Community building is a crucial success factor for open source software (and presumably, by extension, for open science). The vast majority of open source projects never build a community, so, while we often think of the major successes of open source (after all, that’s how the internet was built), these successes are vastly outnumbered by the detritus of open source projects that never took off.
Meanwhile, any lack of openness (whether real or perceived) is a stick by which to beat climate scientists, and those wielding this stick remain clueless about the technical and institutional challenges of achieving openness.
Where am I going with this? Well, I mentioned the Climate Code Foundation a while back, and I’m delighted to be serving as a member of the advisory board. We had the first meeting of the advisory board meeting in the fall (in the open), and talked at length about organisational and funding issues, and how to get the foundation off the ground. But we didn’t get much time to brainstorm ideas for new modes of operation – for what else the foundation can do.
The foundation does have a long list of existing initiatives, and a couple of major successes, most notably, a re-implementation of GISTEMP as open source Python, which helped to validate the original GISTEMP work, and provide an open platform for new research. Moving forward, things to be done include:
- outreach, lobbying, etc. to spread the message about the benefits of open source climate code;
- more open source re-implementations of existing code (building on the success of ccc-GISTEMP);
- directories / repositories of open source codes;
- advice – e.g. white papers offering guidance to scientists on how to release their code, benefits, risks, licensing models, pitfalls to avoid, tools and resources;
- training – e.g. workshops, tutorials etc at scientific conferences;
- support – e.g. code sprints, code reviews, process critiques, etc.
All of which are good ideas. But I feel there’s a bit of a chicken-and-egg problem here. Once the foundation is well-known and respected, people will want all of the above, and will seek out the foundation for these things. But the climate science community is relatively conservative, and doesn’t talk much about software, coding practices, sharing code, etc in any systematic way.
To convince people, we need some high profile demonstration projects. Each such project should showcase a particular type of climate software, or a particular route to making it open source, and offer lessons learnt, especially on how to overcome some of the challenges I described above. I think such demonstration projects are likely to be relatively easy (!?) to find among the smaller data analysis tools (ccc-GISTEMP is only a few thousand lines of code).
But I can’t help but feel the biggest impact is likely to come with the GCMs. Here, it’s not clear yet what CCF can offer. Some of the GCMs are already open source, in the sense that the code is available free on the web, at least to those willing to sign a basic license agreement. But simply being available isn’t the same as being a fully fledged open source project. Contributions to the code are tightly controlled by the modeling centres, because they have to be – the models are so complex, and run in so many different configurations, that deep expertise is needed to successfully contribute to the code and test the results. So although some centres have developed broad communities of users of their models, there is very little in the way of broader communities of code contributors. And one of the key benefits of open source code is definitely missing: the code is not designed for understandability.

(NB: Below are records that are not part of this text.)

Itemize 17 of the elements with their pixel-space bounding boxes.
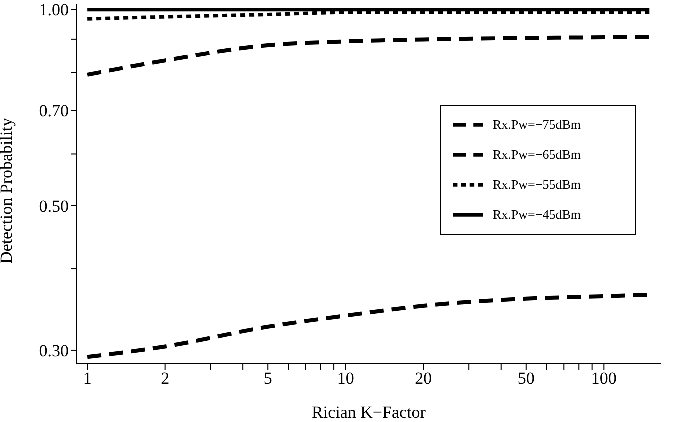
legend-label: Rx.Pw=−65dBm <box>493 146 581 162</box>
y-tick-label: 0.70 <box>39 102 69 121</box>
x-tick-label: 1 <box>83 369 92 388</box>
y-tick-label: 0.50 <box>39 196 69 216</box>
x-axis-title: Rician K−Factor <box>312 403 426 422</box>
x-tick-label: 50 <box>518 369 535 388</box>
y-tick-label: 0.30 <box>39 342 69 361</box>
x-tick-label: 5 <box>264 369 272 388</box>
legend-label: Rx.Pw=−55dBm <box>493 176 581 192</box>
x-tick-label: 100 <box>591 369 617 388</box>
x-tick-label: 10 <box>337 369 354 388</box>
y-tick-label: 1.00 <box>39 0 69 20</box>
legend-label: Rx.Pw=−45dBm <box>493 206 581 222</box>
x-tick-label: 20 <box>415 369 432 388</box>
x-tick-label: 2 <box>161 369 170 388</box>
legend-label: Rx.Pw=−75dBm <box>493 116 581 132</box>
y-axis-title: Detection Probability <box>0 118 16 264</box>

So where do we start? What can an organisation like the Climate Code Foundation offer to the GCM community? Are there pieces of the code that are ripe for re-implementation as clear code? Even better, are there pieces that an open source re-implementation could be useful to many different modeling centres (rather than just one)? And would such re-implementations have to come from within the existing GCM community (as is the case with all the code at the moment), or could outsiders accomplish this? Is re-implementation even the right approach for tackling the GCMs?
I should mention that there are already several examples of shared, open source projects in the GCM community, typically concerned with infrastructure code: couplers (e.g. OASIS) and frameworks (e.g. the ESMF). Such projects arose when people from different modelling labs got together and realized they could benefit from a joint software development project. Is this the right approach for opening up more of the GCMs? And if so, how can we replicate these kinds of projects more widely? And, again, how can the Climate Code Foundation help?